The speed-up due to the unrolling of the last iteration is pretty interesting. It suggests that nearly half of the computational work is done in the final step. This kind of makes sense, since the number of digits in T(n) (and therefore the cost of arithmetic) approximately doubles when n doubles, and we know that 2^n ~= 2^0 + 2^1 + ... + 2^(n-1).
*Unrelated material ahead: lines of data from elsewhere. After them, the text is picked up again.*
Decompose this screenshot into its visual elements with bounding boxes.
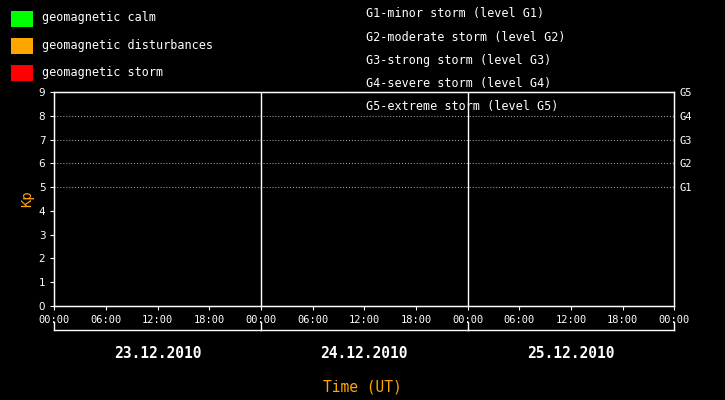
Text: G4-severe storm (level G4): G4-severe storm (level G4) bbox=[366, 77, 552, 90]
Text: G5-extreme storm (level G5): G5-extreme storm (level G5) bbox=[366, 100, 558, 113]
Text: 25.12.2010: 25.12.2010 bbox=[527, 346, 615, 362]
Text: G3-strong storm (level G3): G3-strong storm (level G3) bbox=[366, 54, 552, 67]
Text: geomagnetic calm: geomagnetic calm bbox=[42, 12, 156, 24]
Text: Time (UT): Time (UT) bbox=[323, 380, 402, 395]
Text: G2-moderate storm (level G2): G2-moderate storm (level G2) bbox=[366, 31, 566, 44]
Text: G1-minor storm (level G1): G1-minor storm (level G1) bbox=[366, 8, 544, 20]
Text: geomagnetic disturbances: geomagnetic disturbances bbox=[42, 39, 213, 52]
Text: 24.12.2010: 24.12.2010 bbox=[320, 346, 408, 362]
Text: geomagnetic storm: geomagnetic storm bbox=[42, 66, 163, 79]
Text: 23.12.2010: 23.12.2010 bbox=[114, 346, 202, 362]
Y-axis label: Kp: Kp bbox=[20, 191, 35, 207]
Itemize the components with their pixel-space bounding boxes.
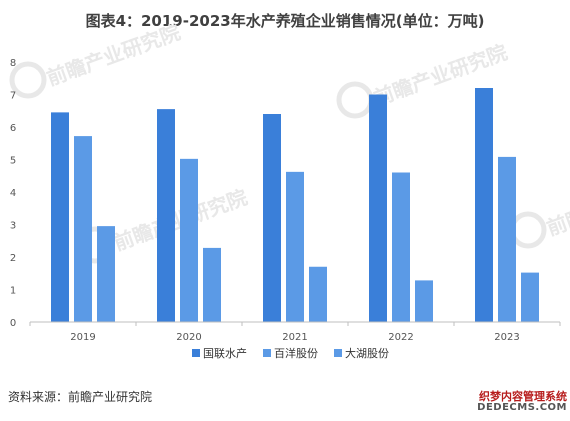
source-note: 资料来源：前瞻产业研究院 [8,390,153,404]
bar-2023-series-3 [521,272,539,322]
bars [51,88,539,322]
y-tick-label: 4 [10,188,16,199]
legend-label: 百洋股份 [274,346,318,360]
bar-2019-series-1 [51,112,69,322]
bar-2020-series-2 [180,158,198,322]
bar-2021-series-1 [263,114,281,322]
x-tick-label: 2020 [176,332,201,343]
y-tick-label: 8 [10,58,16,69]
bar-2019-series-2 [74,136,92,322]
corner-watermark-logo: 织梦内容管理系统 DEDECMS.COM [445,388,567,416]
x-tick-label: 2019 [70,332,95,343]
y-tick-label: 6 [10,123,16,134]
x-tick-label: 2021 [282,332,307,343]
x-tick-label: 2022 [388,332,413,343]
corner-watermark-domain: DEDECMS.COM [477,402,567,413]
y-tick-label: 0 [10,318,16,329]
x-axis: 2019 2020 2021 2022 2023 [29,322,561,343]
watermark-logo: 前瞻产业研究院 [9,20,184,99]
legend: 国联水产 百洋股份 大湖股份 [192,346,389,360]
bar-2020-series-3 [203,247,221,322]
bar-2023-series-1 [475,88,493,322]
chart-title: 图表4：2019-2023年水产养殖企业销售情况(单位：万吨) [85,12,485,30]
y-tick-label: 3 [10,221,16,232]
corner-watermark-text: 织梦内容管理系统 [479,390,567,403]
legend-swatch [263,349,271,357]
legend-swatch [334,349,342,357]
y-tick-label: 7 [10,91,16,102]
bar-2021-series-3 [309,266,327,322]
svg-text:前瞻产业研究院: 前瞻产业研究院 [44,20,184,90]
y-tick-label: 2 [10,253,16,264]
legend-swatch [192,349,200,357]
watermark-logo: 前瞻产业研究院 [509,170,570,249]
x-tick-label: 2023 [494,332,519,343]
bar-2022-series-3 [415,280,433,322]
y-tick-label: 1 [10,286,16,297]
bar-2023-series-2 [498,156,516,322]
legend-label: 大湖股份 [345,346,389,360]
bar-2022-series-1 [369,94,387,322]
legend-label: 国联水产 [203,346,247,360]
y-tick-label: 5 [10,156,16,167]
svg-text:前瞻产业研究院: 前瞻产业研究院 [544,170,570,240]
y-axis: 0 1 2 3 4 5 6 7 8 [10,58,16,329]
bar-2019-series-3 [97,226,115,322]
bar-2020-series-1 [157,109,175,322]
bar-2021-series-2 [286,171,304,322]
bar-2022-series-2 [392,172,410,322]
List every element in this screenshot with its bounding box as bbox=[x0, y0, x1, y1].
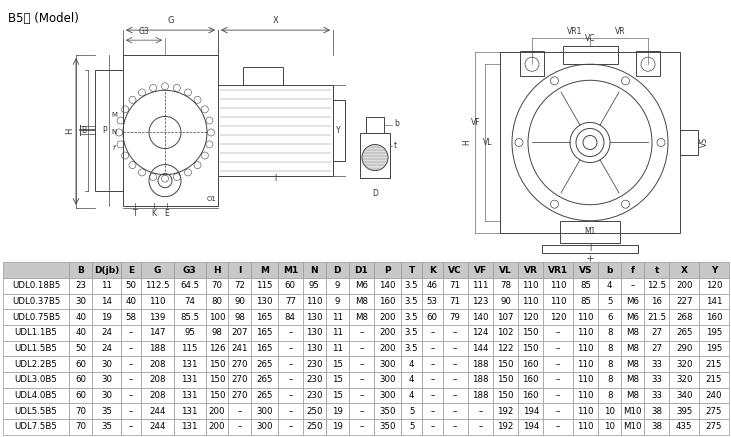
Bar bbox=[680, 131, 698, 155]
Text: VL: VL bbox=[482, 138, 492, 147]
Text: f: f bbox=[113, 145, 115, 150]
Bar bbox=[123, 55, 218, 206]
Bar bbox=[520, 51, 544, 76]
Bar bbox=[360, 133, 390, 177]
Bar bbox=[80, 126, 95, 135]
Bar bbox=[218, 85, 333, 176]
Text: Y: Y bbox=[336, 126, 341, 135]
Text: X: X bbox=[273, 16, 279, 25]
Text: P: P bbox=[102, 126, 107, 135]
Text: VR: VR bbox=[615, 27, 625, 36]
Text: B5型 (Model): B5型 (Model) bbox=[8, 12, 79, 25]
Text: K: K bbox=[151, 209, 156, 218]
Bar bbox=[243, 67, 283, 85]
Text: I: I bbox=[589, 244, 591, 253]
Text: VS: VS bbox=[700, 138, 708, 148]
Text: M: M bbox=[111, 112, 117, 118]
Circle shape bbox=[362, 145, 388, 170]
Bar bbox=[95, 70, 123, 191]
Text: N: N bbox=[111, 129, 117, 135]
Text: M1: M1 bbox=[584, 227, 596, 236]
Text: G: G bbox=[167, 16, 174, 25]
Text: VF: VF bbox=[471, 118, 481, 127]
Text: T: T bbox=[133, 209, 137, 218]
Bar bbox=[333, 101, 345, 160]
Text: b: b bbox=[394, 119, 399, 128]
Bar bbox=[542, 245, 638, 253]
Text: D: D bbox=[372, 189, 378, 198]
Text: O1: O1 bbox=[207, 196, 217, 202]
Text: H: H bbox=[462, 139, 471, 146]
Text: t: t bbox=[394, 141, 397, 150]
Text: E: E bbox=[164, 209, 170, 218]
Text: VC: VC bbox=[585, 34, 595, 43]
Text: VR1: VR1 bbox=[567, 27, 583, 36]
Bar bbox=[560, 221, 620, 243]
Text: I: I bbox=[274, 174, 276, 183]
Text: B: B bbox=[81, 126, 86, 135]
Bar bbox=[636, 51, 660, 76]
Bar bbox=[500, 52, 680, 233]
Bar bbox=[563, 46, 618, 64]
Text: G3: G3 bbox=[139, 27, 149, 36]
Text: H: H bbox=[66, 127, 75, 134]
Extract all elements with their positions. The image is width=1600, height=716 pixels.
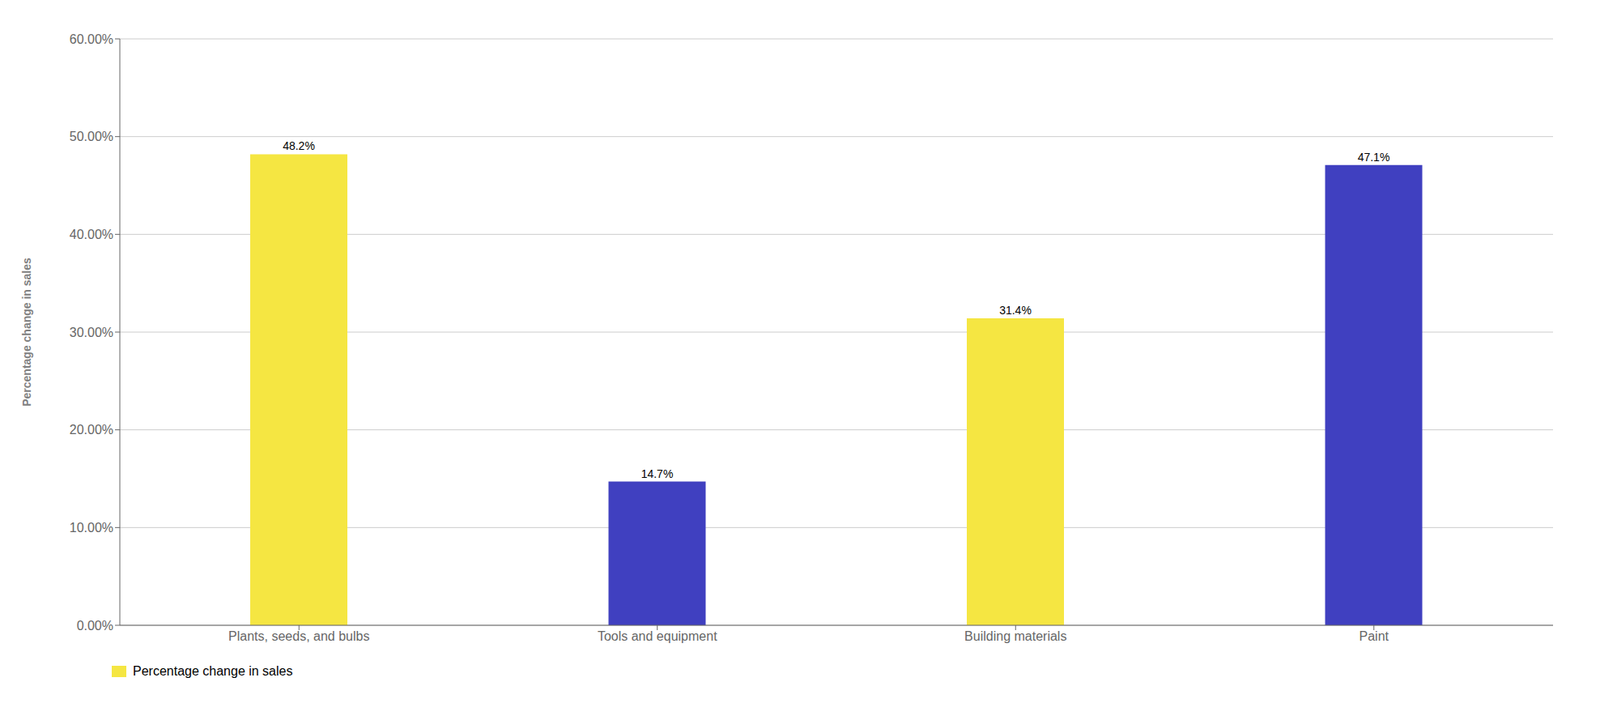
svg-text:31.4%: 31.4% — [999, 303, 1032, 317]
svg-text:20.00%: 20.00% — [69, 422, 114, 437]
svg-text:Paint: Paint — [1359, 629, 1390, 643]
svg-text:Building materials: Building materials — [964, 629, 1067, 643]
svg-text:40.00%: 40.00% — [69, 227, 114, 242]
svg-text:30.00%: 30.00% — [69, 325, 114, 340]
svg-text:47.1%: 47.1% — [1357, 150, 1391, 164]
svg-text:50.00%: 50.00% — [69, 129, 114, 144]
svg-text:60.00%: 60.00% — [69, 32, 114, 47]
svg-text:Plants, seeds, and bulbs: Plants, seeds, and bulbs — [228, 629, 370, 643]
svg-text:Percentage change in sales: Percentage change in sales — [20, 257, 34, 407]
svg-text:10.00%: 10.00% — [69, 520, 114, 535]
svg-text:14.7%: 14.7% — [641, 467, 674, 481]
svg-text:48.2%: 48.2% — [282, 139, 315, 153]
html-text:Percentage change in sales: Percentage change in sales — [132, 663, 293, 678]
svg-text:0.00%: 0.00% — [76, 618, 114, 633]
svg-text:Tools and equipment: Tools and equipment — [597, 629, 718, 643]
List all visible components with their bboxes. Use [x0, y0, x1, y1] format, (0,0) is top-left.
Applying the optimization to similar Fibonacci/Lucas doubling algorithms produces a similar speed-up of ~40%--although, if you're computing Fibonacci/etc. modulo some 64-bit M, I suspect this optimization isn't as valuable.

Answer 3

From the OEIS, this is the (1,4) entry of the nth power of

1 1 0 0
1 0 1 0
1 0 0 1
1 0 0 0

To compute the nth power of that matrix in O(log n) operations, you can use exponentiation by squaring. There might be a slightly simpler recurrence, but you should be able to implement the general technique.